Graduation and Studying Abroad

I’ve been awake since 6am because I couldn’t sleep, so forgive me if this post lacks coherency. Anyways, in a lot of ways, graduation reminds me of the end of my year abroad. Both experiences just felt so surreal—and still do—because they were definitive epilogues to different chapters in my life. Granted, I spent three years at R-MC versus one year in Nice, but I honestly don’t understand where the time went. Am I really free of school forever? (Hush, ignore the fact that I might go to grad school.) I have, however, left behind a place that indelibly marked my life and helped shape who I am today, much like Nice did.

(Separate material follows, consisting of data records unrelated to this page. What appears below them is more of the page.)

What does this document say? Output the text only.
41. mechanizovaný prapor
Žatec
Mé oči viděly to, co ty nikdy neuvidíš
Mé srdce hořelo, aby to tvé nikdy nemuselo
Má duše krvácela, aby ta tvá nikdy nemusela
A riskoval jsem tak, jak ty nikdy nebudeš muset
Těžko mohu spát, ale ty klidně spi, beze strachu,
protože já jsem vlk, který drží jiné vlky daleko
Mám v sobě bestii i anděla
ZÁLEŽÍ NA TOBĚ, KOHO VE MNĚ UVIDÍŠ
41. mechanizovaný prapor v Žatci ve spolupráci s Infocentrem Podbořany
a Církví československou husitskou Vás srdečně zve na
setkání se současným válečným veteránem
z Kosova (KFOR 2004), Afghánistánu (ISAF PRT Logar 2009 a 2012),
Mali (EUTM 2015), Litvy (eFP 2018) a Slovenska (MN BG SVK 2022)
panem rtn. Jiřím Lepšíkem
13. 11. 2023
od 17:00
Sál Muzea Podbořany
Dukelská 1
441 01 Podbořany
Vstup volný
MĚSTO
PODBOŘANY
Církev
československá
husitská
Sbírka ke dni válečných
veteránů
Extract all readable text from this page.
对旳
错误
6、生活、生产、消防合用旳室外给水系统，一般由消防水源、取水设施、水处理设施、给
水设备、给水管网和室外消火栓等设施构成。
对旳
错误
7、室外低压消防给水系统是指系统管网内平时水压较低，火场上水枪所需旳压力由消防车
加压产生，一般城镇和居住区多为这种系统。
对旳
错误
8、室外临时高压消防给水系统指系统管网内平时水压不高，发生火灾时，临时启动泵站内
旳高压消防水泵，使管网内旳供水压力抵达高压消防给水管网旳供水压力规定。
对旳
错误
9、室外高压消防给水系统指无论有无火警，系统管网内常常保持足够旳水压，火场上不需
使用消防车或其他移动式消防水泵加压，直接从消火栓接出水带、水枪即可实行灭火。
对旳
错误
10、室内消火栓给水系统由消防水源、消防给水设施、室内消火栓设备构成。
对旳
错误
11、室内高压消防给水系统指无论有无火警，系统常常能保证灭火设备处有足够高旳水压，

Parts of both experiences also passed in a blur. With regards to France, I barely remember saying goodbye to my classmates, running across airports, and climbing into planes. And today, the whole getting-my-diploma has blended together into a haze—according to one professor and two friends, I had a cheering squad, but I noticed absolutely nothing because I panicked a bit and thought, “There are too many people watching me I have to get off this stage right now.” (I did, however, succeed in not tripping!)

Plus, when I finally got home after France, I was sleep-deprived and exhausted, yet oddly awake, which is a perfect description of my mental state right now. Though funnily enough, I didn’t start crying until the plane landed in Richmond, because I guess that’s when the fact that I’d left behind a lifetime of memories in Nice finally hit home. But I haven’t really cried yet after graduation, and in all honesty—despite having cried ten times before graduation about having to leave my friends and professors—I think it’s because the fact that I’m forever done with undergrad hasn’t quite sunk in yet.

That’s where the parallels end, though. Firstly, when I left Nice, there was no pomp and ceremony because I was brain-dead from seven straight hours of exams—and then I had to finish packing and leave bright and early the next morning. Secondly, in France, I didn’t have six professors who made me blush and internally scream in distress, “I HAVE TO LEAVE RIGHT NOW IMMEDIATELY” when they casually showed me off to my mom. (I’m an adult. I can handle compliments with grace.)

(As I’m typing this post, three of my friends are telling—no, yelling at—me to email one of my favorite English professors a picture of us and call the poor, innocent guy “dope.” That’s the final difference—my friends in France weren’t such terrible influences.)